Vei langsung mengangguk sembari berlari kedapur.
"Ini bi..."
"Em... Vei kenapa dengan wajah cantikmu, dan ini..." menyentuh pelipis Vei yang terluka.
"Ah.. ini..."
"Apakah manusia brengsek itu memukulmu?" Menuduh Mahen.
"Tidak... bukan bi," Vei berusaha menyembunyikan apa yang sudah ayahnya lakukan dari bibi Margareth. Vei takutr jika Margareth tau apa perbuatan ayahnya maka, wanita itu akan mendatangi kediaman ayahnya dan melakukan keributan seperti yang sering terjadi. "ah ini aku terjatuh karena tidak hati-hati. Oh ya bi, aku ingat waktu itu bibi pernah menawarkan aku sebuah pekerjaan, apa aku boleh mengambilnya?" tanya Vei.
"Ah... sayang sekali Vey, pekerjaan itu sudah diisi oleh anak dari salah seorang teman ku. Memangnya kenapa? apa kau ingin pekerjaan?"
Fey mengangguk.
"Kenapa tiba-tiba? bukankah ayahmu marah jika kau bekerja. Mahen ingin mengurungmu di rumah saja dan tidak akan membiarkan berliannya tergores sedikitpun." Margareth tau benar Mahen selalu menjadikan Vei sebagai barang taruhan.

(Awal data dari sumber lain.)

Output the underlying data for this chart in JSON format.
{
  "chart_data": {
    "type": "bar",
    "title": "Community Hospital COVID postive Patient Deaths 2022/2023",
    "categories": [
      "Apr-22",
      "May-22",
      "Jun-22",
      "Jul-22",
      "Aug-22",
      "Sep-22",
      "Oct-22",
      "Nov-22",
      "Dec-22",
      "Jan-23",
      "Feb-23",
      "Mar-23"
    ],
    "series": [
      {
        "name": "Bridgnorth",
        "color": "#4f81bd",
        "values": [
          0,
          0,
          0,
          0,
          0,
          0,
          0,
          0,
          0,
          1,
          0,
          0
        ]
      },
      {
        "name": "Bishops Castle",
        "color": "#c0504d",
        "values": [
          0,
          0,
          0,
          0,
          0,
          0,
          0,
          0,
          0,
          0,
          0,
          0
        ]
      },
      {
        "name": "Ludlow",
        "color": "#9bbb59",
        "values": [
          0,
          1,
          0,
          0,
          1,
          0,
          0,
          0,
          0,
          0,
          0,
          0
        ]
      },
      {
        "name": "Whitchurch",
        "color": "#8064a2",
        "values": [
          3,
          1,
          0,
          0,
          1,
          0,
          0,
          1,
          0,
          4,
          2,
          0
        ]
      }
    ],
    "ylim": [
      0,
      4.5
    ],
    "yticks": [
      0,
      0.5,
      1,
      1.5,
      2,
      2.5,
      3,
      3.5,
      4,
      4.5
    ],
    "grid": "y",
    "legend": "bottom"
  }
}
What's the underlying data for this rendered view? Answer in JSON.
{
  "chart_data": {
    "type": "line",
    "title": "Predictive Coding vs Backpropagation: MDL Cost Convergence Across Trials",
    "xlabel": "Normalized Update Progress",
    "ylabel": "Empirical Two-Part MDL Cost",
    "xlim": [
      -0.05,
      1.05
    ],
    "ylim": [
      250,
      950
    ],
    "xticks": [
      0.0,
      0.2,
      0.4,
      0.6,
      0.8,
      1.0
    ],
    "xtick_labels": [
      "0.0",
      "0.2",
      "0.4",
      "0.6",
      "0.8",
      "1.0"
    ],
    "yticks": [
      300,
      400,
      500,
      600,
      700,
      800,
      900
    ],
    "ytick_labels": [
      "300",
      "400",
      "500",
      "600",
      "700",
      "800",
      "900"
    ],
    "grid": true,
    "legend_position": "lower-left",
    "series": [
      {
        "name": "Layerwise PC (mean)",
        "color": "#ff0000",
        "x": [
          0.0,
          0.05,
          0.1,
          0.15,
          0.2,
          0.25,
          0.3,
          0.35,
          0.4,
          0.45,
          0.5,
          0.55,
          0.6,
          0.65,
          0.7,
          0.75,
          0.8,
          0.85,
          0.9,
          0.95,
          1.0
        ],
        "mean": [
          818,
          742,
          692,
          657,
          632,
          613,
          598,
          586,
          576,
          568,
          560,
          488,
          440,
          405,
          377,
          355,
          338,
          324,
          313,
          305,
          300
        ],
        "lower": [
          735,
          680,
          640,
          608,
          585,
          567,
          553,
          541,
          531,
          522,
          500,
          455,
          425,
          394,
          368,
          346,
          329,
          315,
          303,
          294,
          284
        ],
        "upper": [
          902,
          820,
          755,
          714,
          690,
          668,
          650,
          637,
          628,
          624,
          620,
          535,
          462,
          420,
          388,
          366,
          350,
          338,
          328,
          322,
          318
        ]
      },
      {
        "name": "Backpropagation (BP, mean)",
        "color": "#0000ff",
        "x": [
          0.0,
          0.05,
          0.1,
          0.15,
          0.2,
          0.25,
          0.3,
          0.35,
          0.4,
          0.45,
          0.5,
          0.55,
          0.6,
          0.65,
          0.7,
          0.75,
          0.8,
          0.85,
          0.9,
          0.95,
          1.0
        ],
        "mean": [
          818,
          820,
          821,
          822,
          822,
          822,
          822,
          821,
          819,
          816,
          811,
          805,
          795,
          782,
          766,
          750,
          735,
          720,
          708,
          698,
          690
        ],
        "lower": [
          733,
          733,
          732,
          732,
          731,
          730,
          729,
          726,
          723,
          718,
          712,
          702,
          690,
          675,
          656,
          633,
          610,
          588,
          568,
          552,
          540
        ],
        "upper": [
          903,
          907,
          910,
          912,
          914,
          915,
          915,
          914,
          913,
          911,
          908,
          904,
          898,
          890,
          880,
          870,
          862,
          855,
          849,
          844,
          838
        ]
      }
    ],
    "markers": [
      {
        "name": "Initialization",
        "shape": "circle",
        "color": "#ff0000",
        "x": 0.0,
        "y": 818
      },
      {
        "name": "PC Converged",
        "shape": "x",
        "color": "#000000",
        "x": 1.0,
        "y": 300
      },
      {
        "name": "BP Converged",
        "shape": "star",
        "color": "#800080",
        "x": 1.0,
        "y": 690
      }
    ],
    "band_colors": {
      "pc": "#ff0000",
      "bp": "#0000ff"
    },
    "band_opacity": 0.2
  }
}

"Oh ya ada satu pekerjaan, Hem... tapi aku tidak yakin apakah kau mau melakukanya..." Ucap Margareth ragu.
"Apa maksud bibio bekerja seperti bibi..."
"Hei... tentu saja tidak, aku tidak akan membiarkan gadis secantik dirimu dijadikan mainan pria brengsek. Memang pekerjaan ini menyangkut Club malam tapi kau hanya perlu menjadi pelayan disana."
"Wah kalau begitu aku mau bi, aku sangat butuh uang untuk saat ini. Tapi tolong jangan katakan kepada ayah mengenai keberadaanku."
"Tentu saja aku tidak akan memberitahu Mahen brengsek itu. Jika memang kau benar-benar ingin bekerja, besok aku akan memperkenalkanmu kepada Marco manager Club itu.
Dengan tersenyum riang Fey memeluk Margareth sembari berkata. "Terima kasih banyak bibi, bibi sudah kuanggap seperti ibuku sendiri." Semakin mengeratkan pelukannya.
"Ah... jangan katakan itu, kau membuatku sedih. Aku sangat bahagia bisa membantumu, Vei tetap jaga dirimu dimanapun kau berada. Jadilah wanita terhormat, jangan jadi seperti aku."